I've discussed Medicaid in other posts so feel free to browse, but let me nutshell-it here: Medicaid will cover the cost of a nursing home and in some rare cases, an assisted living facility. For many seniors, particularly those with dementia, nursing homes and assisted livings are the only options for housing if they cannot live with a family member. Some states offer Medicaid-funded home care but there would still be the issue of which home she would reside in if not yours.

To begin, contact your local Social Security office and find out what the income and asset limits are to receive Medicaid in your state. Keep in mind "“ and this is really important - that if your mother-in-law does not safely fall below the limits, it is still very likely that she can qualify.

If she exceeds the asset limit for example, her money can be "spent down" by paying for the first several months of the nursing home "out-of-pocket" until she reaches the limit. This would make her transition possible right now and, as an added bonus, the nursing home of your choice would love her because the out-of-pocket cost for a bed often exceeds the Medicaid reimbursement.

If she exceeds the monthly income limit she can simply pay the excess to Medicaid in order to qualify. (They'll be happy too.)

Lastly, you mentioned that your sister-in-law controls your mother-in-law's finances, etc. but did not mention if she is in fact Power of Attorney (POA) for your mother. If she is, she needs to understand that role as one of guardian just as a child under the age of 18 would have. If she thwarts your efforts to transition your mother-in-law out of your home, or continues to insist that you have no rights in this situation, I would strongly advise calling Adult Protective Services (APS) in your county. Such a call would bring a professional to the table who could instruct your sister-in-law on her duties as POA and assist in planning your mother-in-law's transition out of your home.

Community Answers

A fellow caregiver answered...

My sister's Aunt by marriage came to stay with me for a week so they could move. They moved all right.

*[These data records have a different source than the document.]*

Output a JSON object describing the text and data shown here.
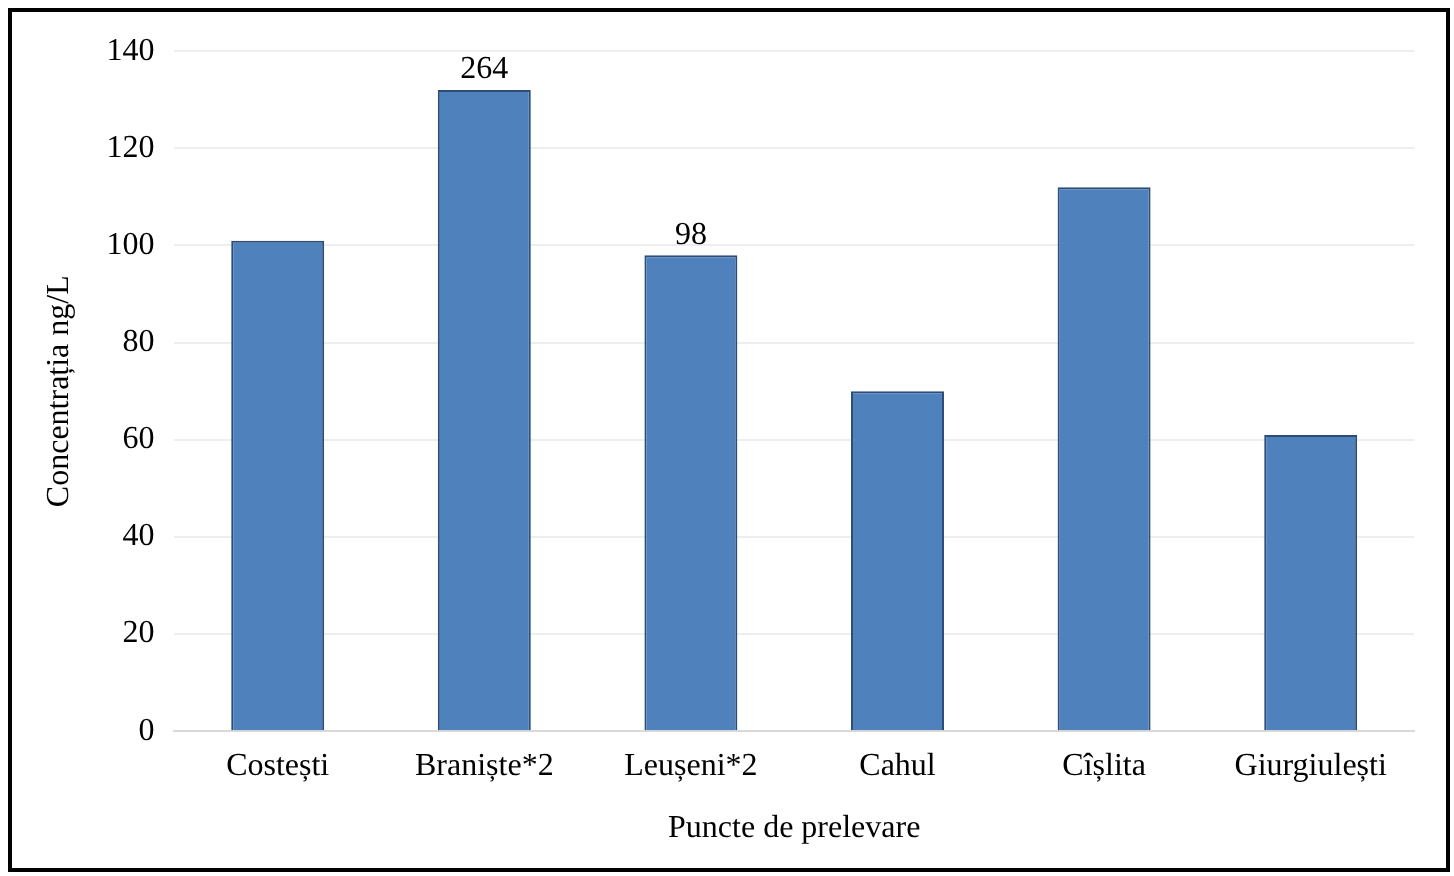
{
  "chart_data": {
    "type": "bar",
    "xlabel": "Puncte de prelevare",
    "ylabel": "Concentrația ng/L",
    "categories": [
      "Costești",
      "Braniște*2",
      "Leușeni*2",
      "Cahul",
      "Cîșlita",
      "Giurgiulești"
    ],
    "values": [
      101,
      132,
      98,
      70,
      112,
      61
    ],
    "color": "#4f81bd",
    "ylim": [
      0,
      140
    ],
    "yticks": [
      0,
      20,
      40,
      60,
      80,
      100,
      120,
      140
    ],
    "grid": "y",
    "annotations": [
      {
        "text": "264",
        "x": "Braniște*2",
        "y": 132
      },
      {
        "text": "98",
        "x": "Leușeni*2",
        "y": 98
      }
    ]
  }
}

After two weeks with this person, who was of no relation to me, I tired to contact her daughters. They would not help and told me "good luck with that". She was such a destructive person anyone who had had a turn caring for her was way past done. Every agency I tried told me the same thing. Call Adult Protective Services. I tried not to because I was afraid my sister would get into legal trouble for abandoning her. Since this woman had defrauded the government on two occassions, Medicaid was not an option. APS forced Medicaid to pay the bill for her to enter a nursing home and APS became her guardian. Once in the system of Social Services, new rules apply and have to be followed. APS can and will help her find another home. Good luck with things and remember that no matter what path you take, someone will have a problem with it. Now that Auntie is gone from my home, her daughters feel I could have had more patience??? with her.

Thora answered...

Another option is finding out if she has Veteran's benefits. If she was not a veteran, she might still be covered if her spouse was a veteran. Most veteran's hospitals are primarily male oriented, but you can still get veteran's benefits if a nursing home has been VA approved. Contact VA and see what nursing home options you would have.

If the sister only has POA and not guardianship, then anyone can take her to a home and drop her off. She would then be responsible for telling the administrator where she plans to live. Perhaps if the sister only has POA, then due to mom's dementia, this daughter ought to apply for guardianship, then SHE will be the one to make the decision as to where mom is to live and the sister will be required to pay up.

Elizabethj answered...

I am sorry that you have a situation like this. Mine is similar. Demetia, rage, bad behavior, mean remarks, Why does this happen? I will pray for you and all affected by this life, we did not choose. God Bless you.